Trust me, howsoever an MR tries to influence us, we still advise an economically poor patient to eat “gud aur chana” for anaemia instead of those costly iron tablets.
Professionalism: Hard it may be to appreciate and accept, but the truth is, gone are the days when people would choose medical field with the only intention of healing and serving the humanity. The youth today is much more versatile and takes medicine as a “PROFESSION” and seeks better opportunities for livelihood and personal growth. While “serving” always remains the prime principle, we cannot go without “earning”. Doctors today do not merely prescribe, but have multiple roles to play hand in hand. In a much more advanced world where patients are much more knowledgeable, much more informed, much more expecting and much more enthusiastic to spend money on their health aspects, a doctor has to be much more professionally braced in many aspects. And there comes the practical aspects of being a doctor. Today the health care services are coming under the arena of corporate world and business has become an inevitable part of the modern medical practices. While a doctor is working for an institute/organisation established purely with business orientation, he becomes a part of a business unit and is bound to follow the standards set by it. Now this unit has all the management mantras of sharing, maximizing the profit, buying, selling merging, partnerships, cuts, rebates, commissions and everything with other medical related units. And directly or indirectly the doctor becomes an integral part of this business. Now you tell me, where does the fault lie? And is it the doctor to be blamed for such a set up? It is hard to say what is right and what is wrong here, I leave these questions open to the reader and let them draw their own conclusions about this professionalism in the medical world.
Ah! Mr Aamir Khan! Satyamev Jayate had left many nerves flickering by its partial showcasing of the story and it resulted in this vent of thoughts. While the show’s intentions were honest, so are of our profession and these should not be disgraced by revelations of petty facts without understanding their impact. This kind of mal-representation is not expected from a responsible celebrity like you whose words are absorbed by the audience like that of a religious preacher. Thank you but no thanks for such a blinding eye-opener episode on medical world. We don’t want to be bracketed with God but to be duly respected as humans and be spared from such monster-like portrayals.

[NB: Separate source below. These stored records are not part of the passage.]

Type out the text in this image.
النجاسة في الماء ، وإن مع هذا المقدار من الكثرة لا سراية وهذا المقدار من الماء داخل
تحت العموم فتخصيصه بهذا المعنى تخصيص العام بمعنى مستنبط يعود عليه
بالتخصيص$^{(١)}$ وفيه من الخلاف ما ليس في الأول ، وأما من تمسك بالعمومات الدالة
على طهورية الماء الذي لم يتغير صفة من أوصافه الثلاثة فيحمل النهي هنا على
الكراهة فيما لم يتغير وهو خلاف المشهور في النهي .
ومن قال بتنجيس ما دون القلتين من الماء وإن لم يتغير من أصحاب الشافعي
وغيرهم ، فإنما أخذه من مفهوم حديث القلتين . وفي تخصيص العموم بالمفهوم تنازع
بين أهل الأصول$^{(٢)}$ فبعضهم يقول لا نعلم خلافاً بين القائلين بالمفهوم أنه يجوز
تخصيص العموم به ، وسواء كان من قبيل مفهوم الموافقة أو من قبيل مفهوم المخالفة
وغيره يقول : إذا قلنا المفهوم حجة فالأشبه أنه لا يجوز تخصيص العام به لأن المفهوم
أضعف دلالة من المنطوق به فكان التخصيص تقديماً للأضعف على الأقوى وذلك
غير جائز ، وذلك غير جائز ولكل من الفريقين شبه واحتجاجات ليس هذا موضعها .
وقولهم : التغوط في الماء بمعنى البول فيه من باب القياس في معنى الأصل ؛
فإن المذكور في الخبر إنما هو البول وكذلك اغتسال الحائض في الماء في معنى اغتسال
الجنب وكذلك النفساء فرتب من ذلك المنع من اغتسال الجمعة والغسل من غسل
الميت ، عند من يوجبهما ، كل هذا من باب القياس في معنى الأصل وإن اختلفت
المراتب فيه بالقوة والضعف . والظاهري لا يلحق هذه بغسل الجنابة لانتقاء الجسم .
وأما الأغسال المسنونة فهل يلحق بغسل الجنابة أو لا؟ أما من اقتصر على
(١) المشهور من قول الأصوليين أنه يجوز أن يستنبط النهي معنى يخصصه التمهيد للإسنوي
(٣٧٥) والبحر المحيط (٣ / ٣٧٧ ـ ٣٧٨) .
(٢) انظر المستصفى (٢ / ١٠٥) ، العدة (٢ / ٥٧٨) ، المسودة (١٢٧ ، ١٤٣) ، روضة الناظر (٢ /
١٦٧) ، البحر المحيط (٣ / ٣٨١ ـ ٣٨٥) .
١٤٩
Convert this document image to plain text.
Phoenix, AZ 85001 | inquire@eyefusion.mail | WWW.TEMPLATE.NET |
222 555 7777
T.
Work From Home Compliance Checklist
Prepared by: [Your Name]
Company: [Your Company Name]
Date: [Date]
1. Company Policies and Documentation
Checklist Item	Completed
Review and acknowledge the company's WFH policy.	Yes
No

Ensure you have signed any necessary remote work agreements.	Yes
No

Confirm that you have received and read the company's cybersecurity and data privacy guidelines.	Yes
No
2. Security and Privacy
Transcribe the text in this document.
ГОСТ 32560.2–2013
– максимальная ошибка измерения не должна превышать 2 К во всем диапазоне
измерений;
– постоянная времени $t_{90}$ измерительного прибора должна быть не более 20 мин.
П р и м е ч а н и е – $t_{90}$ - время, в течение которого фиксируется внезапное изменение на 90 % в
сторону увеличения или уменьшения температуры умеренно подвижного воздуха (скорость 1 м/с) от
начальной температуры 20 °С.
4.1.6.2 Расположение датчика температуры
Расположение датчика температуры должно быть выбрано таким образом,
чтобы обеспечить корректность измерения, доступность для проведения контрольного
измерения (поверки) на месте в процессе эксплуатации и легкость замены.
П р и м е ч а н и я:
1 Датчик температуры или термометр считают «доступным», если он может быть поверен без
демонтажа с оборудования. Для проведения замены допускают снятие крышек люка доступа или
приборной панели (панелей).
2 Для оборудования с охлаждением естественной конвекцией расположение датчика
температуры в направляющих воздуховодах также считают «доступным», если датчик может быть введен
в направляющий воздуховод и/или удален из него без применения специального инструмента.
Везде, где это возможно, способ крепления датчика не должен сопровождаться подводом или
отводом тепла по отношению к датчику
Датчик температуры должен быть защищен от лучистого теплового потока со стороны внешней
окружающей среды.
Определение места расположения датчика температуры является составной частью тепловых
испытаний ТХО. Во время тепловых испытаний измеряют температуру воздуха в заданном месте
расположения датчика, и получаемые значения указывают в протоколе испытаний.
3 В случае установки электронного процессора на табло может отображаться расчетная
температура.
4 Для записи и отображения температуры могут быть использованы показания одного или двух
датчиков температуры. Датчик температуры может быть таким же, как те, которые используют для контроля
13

If at all one needs to see the real face of the profession, they should visit some government hospital and see the senior-most doctors handling the patients in the scorching heat of rooms without electricity and sweating with the patients. See a cardiologist operating a heart while his own wife died of a heart disease. Look at a doctor trying to make a call to his daughter stuck in some jammed and mobbed area while he chooses to see his patients instead of going to fetch her. One would know what dedication and intentions are. Mr Khan, you could keep your apologies to yourself but make sure that the next time you don’t end up delivering a wrong message to the society.
The views expressed in this article are the author’s personal views.